Churchill Junior High is close, and is about 600 students short of full capacity. Olympus isn't far away, either, and has space for 300 more junior high students than it has enrolled. Evergreen is another possibility, with room for 180 more students.
No decisions have been made. Administrators want to try and keep classes together.
Whether Wasatch Jr. High ultimately will be rebuilt and replaced, or the students will be split up and go to existing schools is unknown.
The superintendent says they do have insurance on the building to cover expenses.
"We do have contingencies in place in terms of liability loss. We'll just have to take a look at it and see how much we're dealing with here in terms of fire."
He says it's a nightmare to those who work in the school district.
Superintendent of Granite School District: "This is one of those nightmares that you hope you never have to experience. For a superintendent, having a fire in a school is absolutely one of those nightmares you hope you never have to experience."
All student records are filed electronically on a central server, so they're secure.
Sense of Loss Sets In
Over the last 46 years, thousands of students have attended Wasatch Junior High. And as the smoke settled Monday night, dejection set in.
Students, parents and neighbors went by the school all evening long, to see for themselves how bad the fire was. It has been discouraging and even painful for them, as they think of their own memories of happier days here, at a school they loved.

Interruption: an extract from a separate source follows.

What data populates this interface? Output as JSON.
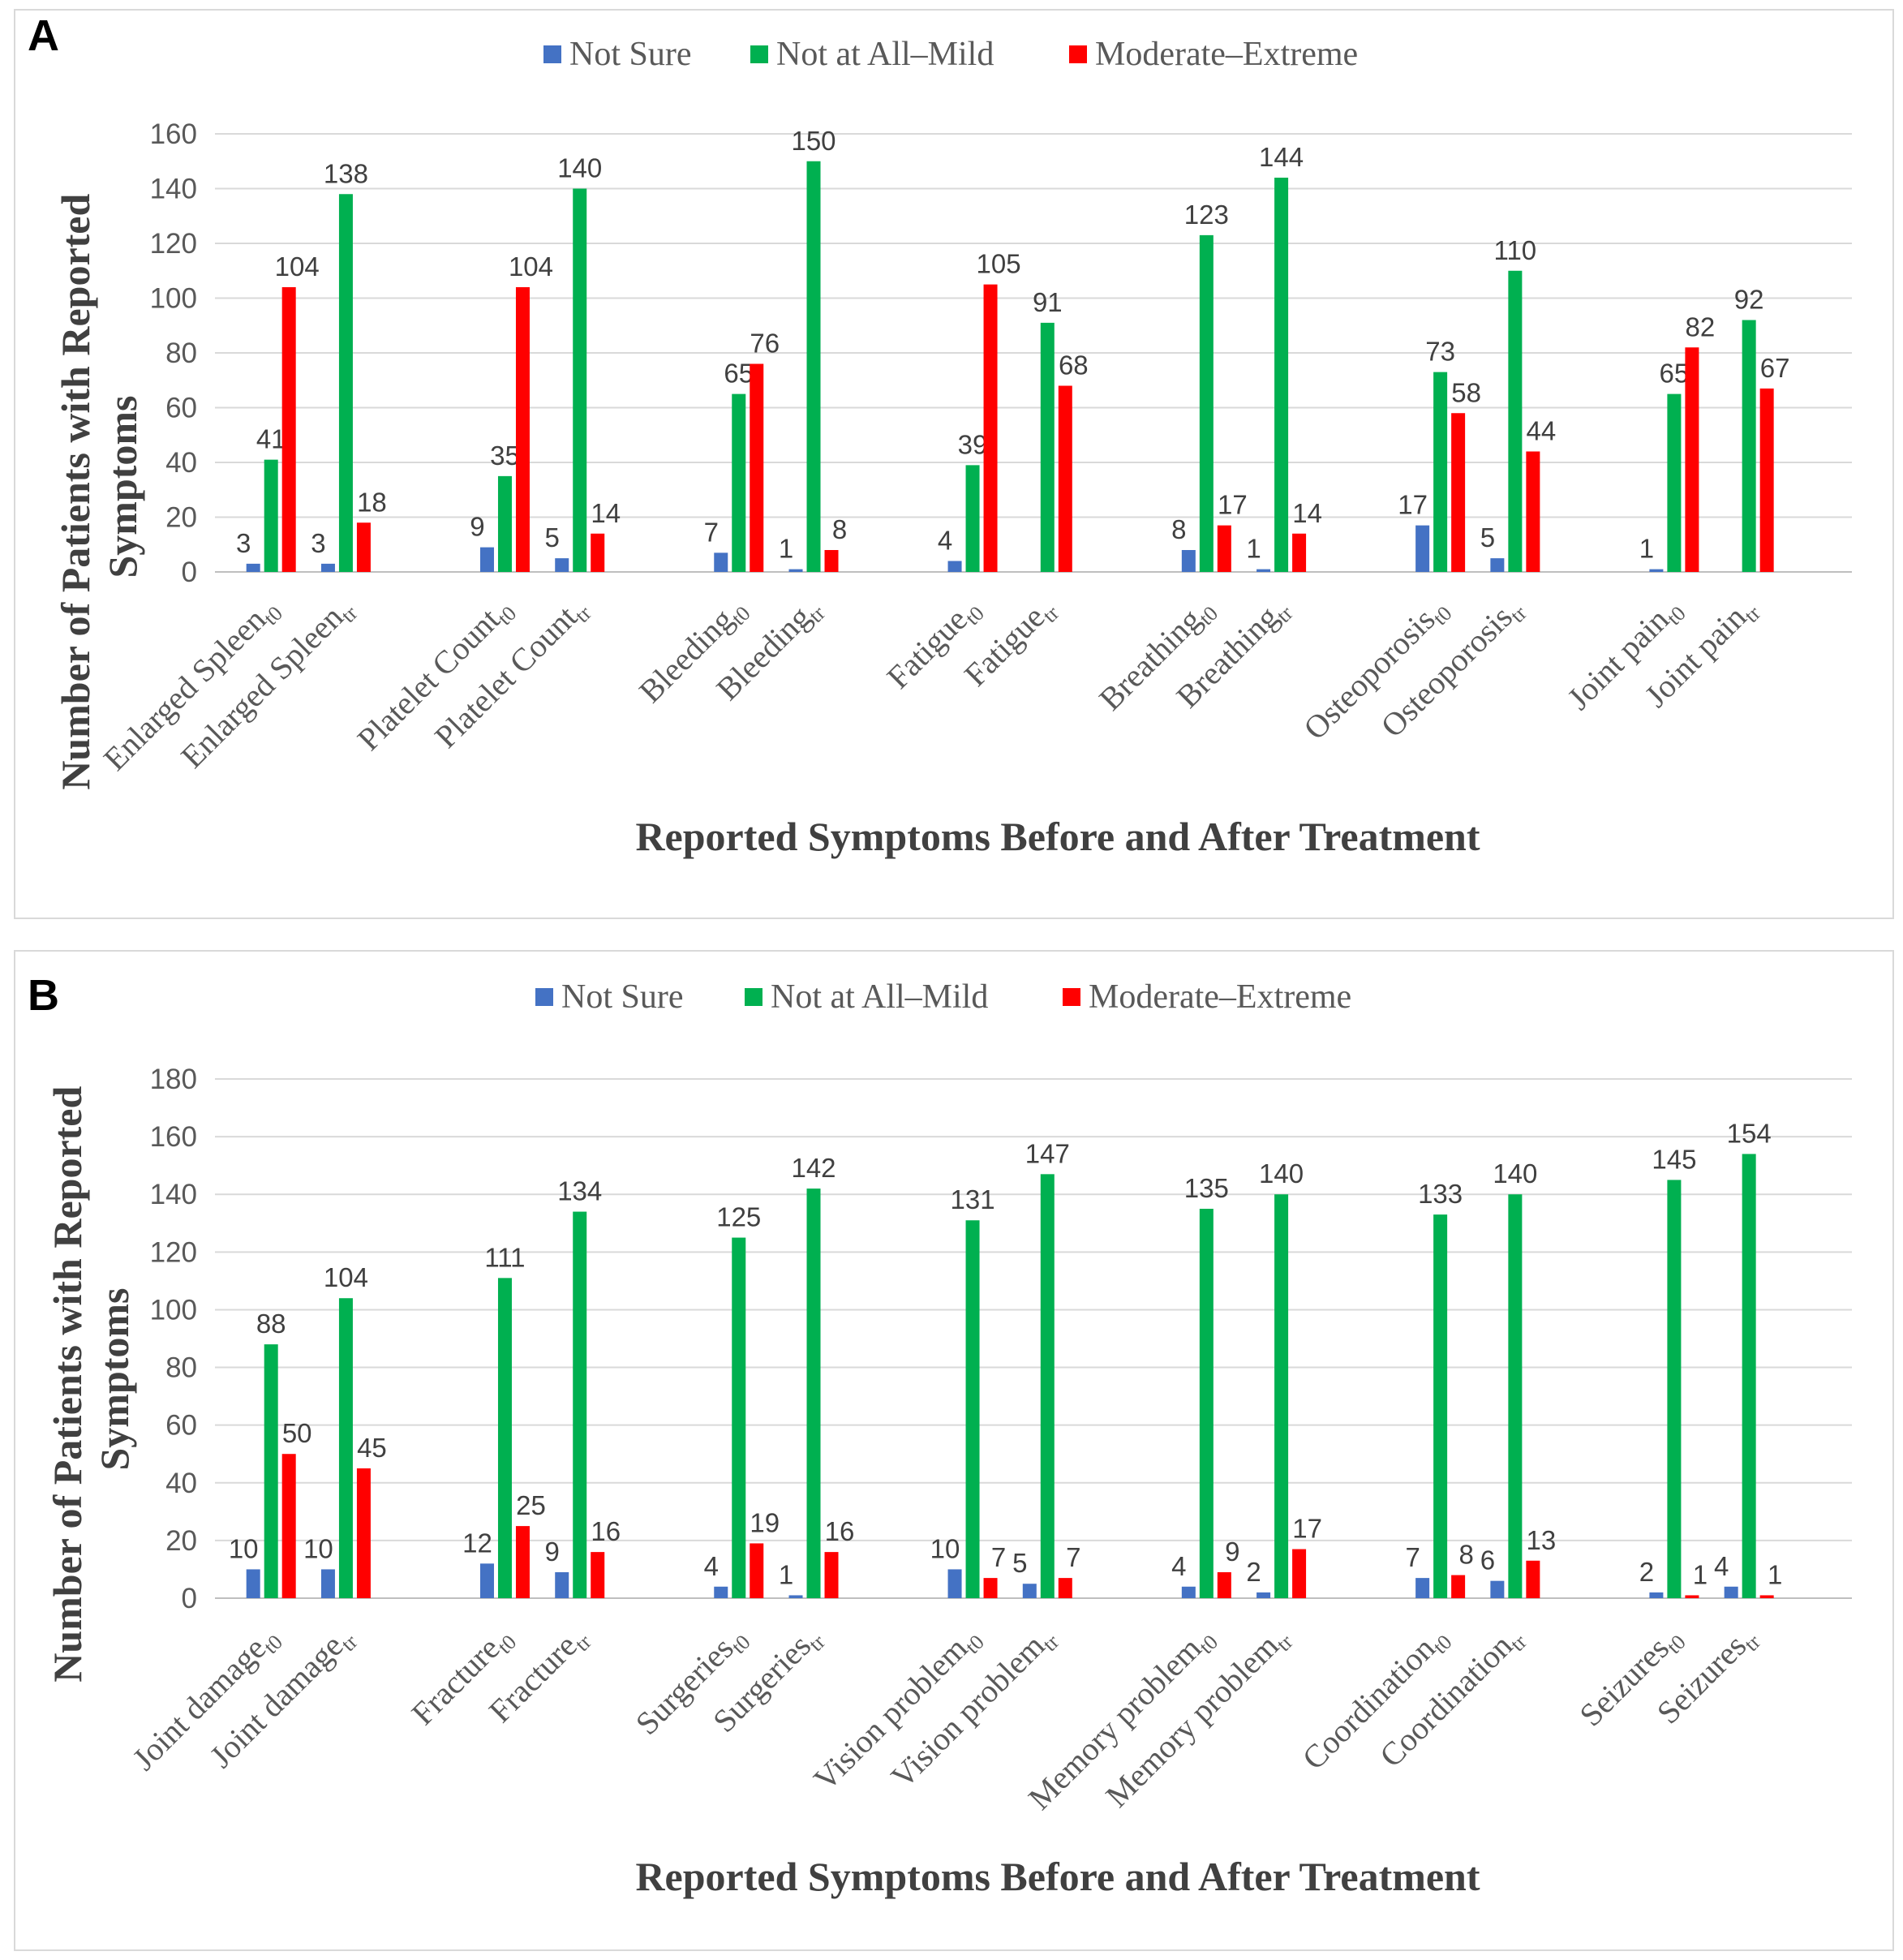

As smoke started filling the neighborhood, people came out of their homes to see what was going on. Sadly there was nothing they could do but watch.
Isaiah Neve, Student: "The one that just broke through is Mrs. Aagard's room. Her room's all burned up. A couple of other rooms burned up too, that I remember."

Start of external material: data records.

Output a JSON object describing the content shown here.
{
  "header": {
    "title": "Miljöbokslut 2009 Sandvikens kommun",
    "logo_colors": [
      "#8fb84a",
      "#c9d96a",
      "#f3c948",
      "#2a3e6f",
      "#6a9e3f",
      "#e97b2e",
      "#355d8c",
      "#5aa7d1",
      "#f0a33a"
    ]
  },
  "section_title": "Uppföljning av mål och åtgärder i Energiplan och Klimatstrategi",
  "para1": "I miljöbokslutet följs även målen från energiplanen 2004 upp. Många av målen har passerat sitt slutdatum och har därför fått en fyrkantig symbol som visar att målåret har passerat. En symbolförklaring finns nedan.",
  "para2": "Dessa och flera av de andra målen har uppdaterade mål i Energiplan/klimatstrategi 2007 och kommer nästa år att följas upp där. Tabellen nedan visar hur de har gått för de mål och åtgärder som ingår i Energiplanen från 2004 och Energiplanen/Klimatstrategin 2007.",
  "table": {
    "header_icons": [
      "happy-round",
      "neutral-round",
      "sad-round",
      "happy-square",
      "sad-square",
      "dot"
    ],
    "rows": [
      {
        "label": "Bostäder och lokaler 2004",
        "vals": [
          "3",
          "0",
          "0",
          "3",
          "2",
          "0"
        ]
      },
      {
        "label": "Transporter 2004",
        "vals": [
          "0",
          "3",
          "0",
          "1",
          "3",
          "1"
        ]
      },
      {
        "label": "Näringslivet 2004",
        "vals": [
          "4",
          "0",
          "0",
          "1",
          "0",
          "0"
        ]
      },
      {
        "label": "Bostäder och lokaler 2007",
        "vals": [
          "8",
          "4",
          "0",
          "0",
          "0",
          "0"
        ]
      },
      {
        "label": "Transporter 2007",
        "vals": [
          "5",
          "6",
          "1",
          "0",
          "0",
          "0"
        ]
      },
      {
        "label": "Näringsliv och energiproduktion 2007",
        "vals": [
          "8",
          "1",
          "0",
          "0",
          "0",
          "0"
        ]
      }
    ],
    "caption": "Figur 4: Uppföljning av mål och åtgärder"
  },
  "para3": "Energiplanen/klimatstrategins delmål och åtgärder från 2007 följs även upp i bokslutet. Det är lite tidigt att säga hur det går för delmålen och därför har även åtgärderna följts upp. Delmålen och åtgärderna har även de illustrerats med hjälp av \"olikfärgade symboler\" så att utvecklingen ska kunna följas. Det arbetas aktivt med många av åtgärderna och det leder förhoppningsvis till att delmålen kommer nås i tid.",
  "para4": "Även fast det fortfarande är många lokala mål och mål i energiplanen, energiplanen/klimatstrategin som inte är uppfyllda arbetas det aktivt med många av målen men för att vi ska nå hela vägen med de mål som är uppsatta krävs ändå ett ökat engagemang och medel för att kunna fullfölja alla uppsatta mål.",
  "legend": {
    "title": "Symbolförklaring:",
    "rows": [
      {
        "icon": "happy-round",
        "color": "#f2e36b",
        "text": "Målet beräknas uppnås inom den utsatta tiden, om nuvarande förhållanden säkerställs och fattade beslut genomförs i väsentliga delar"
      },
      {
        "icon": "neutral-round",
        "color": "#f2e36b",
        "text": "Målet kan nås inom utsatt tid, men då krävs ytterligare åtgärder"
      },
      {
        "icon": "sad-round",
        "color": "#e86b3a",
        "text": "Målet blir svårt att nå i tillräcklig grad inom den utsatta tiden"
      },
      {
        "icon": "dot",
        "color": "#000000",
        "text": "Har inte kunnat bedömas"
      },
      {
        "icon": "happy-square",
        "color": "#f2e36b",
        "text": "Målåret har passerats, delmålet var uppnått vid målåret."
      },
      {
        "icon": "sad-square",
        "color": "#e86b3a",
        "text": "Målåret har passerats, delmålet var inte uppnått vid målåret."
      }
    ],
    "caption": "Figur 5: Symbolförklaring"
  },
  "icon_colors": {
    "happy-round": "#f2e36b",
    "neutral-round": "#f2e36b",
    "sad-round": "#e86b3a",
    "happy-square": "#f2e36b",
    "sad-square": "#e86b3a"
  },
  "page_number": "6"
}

Wasatch Junior High has been here since 1959. Since then, thousands of students have walked the halls and now seeing it a blaze gives former students a real sense of loss.
Greg Liston, Graduated 1983: "That's Mr. Cox's old room going up in flames. He taught history. We liked him, he was cool."
Greg Liston, Graduated 1983: "It was a good school. Total loss. Pretty sad."
Neighbors say the school was the heart of the community.
Chuck Neve, Neighbor: "We moved to this neighborhood for the schools... Skyline, Wasatch, and Upland Terrace, always among the top schools in the district, every year, top two or three. So this will be a real loss for the neighborhood."
Several generations of students have attended here over the last 46 years. And for those who went to school here, sent their kids to school here, or just lived close to Wasatch Junior High, it seems to be the end of an era.
Cathy Whitehead: "Good teachers. Good community. A lot of involvement. Mr. Fagg, the teacher who just retired this year, I had him, my husband had him, my kids have had him. The teachers have been here for a long time. They are good teachers."
Of course with every school, there are those unique items to your school, such as the mascot, trophies and those special items the teachers have in their classrooms. What was lost and what is salvageable is still not known.
Past School Fires
Other Utah school districts have similar challenges when schools burned.
In the last ten years, several Utah elementary schools have burned, the most recent was Sandy Elementary in Jordan School district. It was a Thursday afternoon in November of 2004 when fire broke out at Sandy Elementary. Most students and teachers had already gone home. The majority of the damage was from smoke and water, and by Monday morning all 600 students were bussed to six other neighboring schools.
It was arson that destroyed Ogden's Lincoln Elementary. No arrests were made. Students had be relocated in other schools while the school was rebuilt. It just recently re-opened.
And it was ten years ago that Oquirrh Elementary school was destroyed by fire. That school was an open area school equipped with heat detectors, but not sprinklers. An interior firewall successfully protected the cafeteria and kindergarten classrooms from the fire. The rest of the school was rebuilt.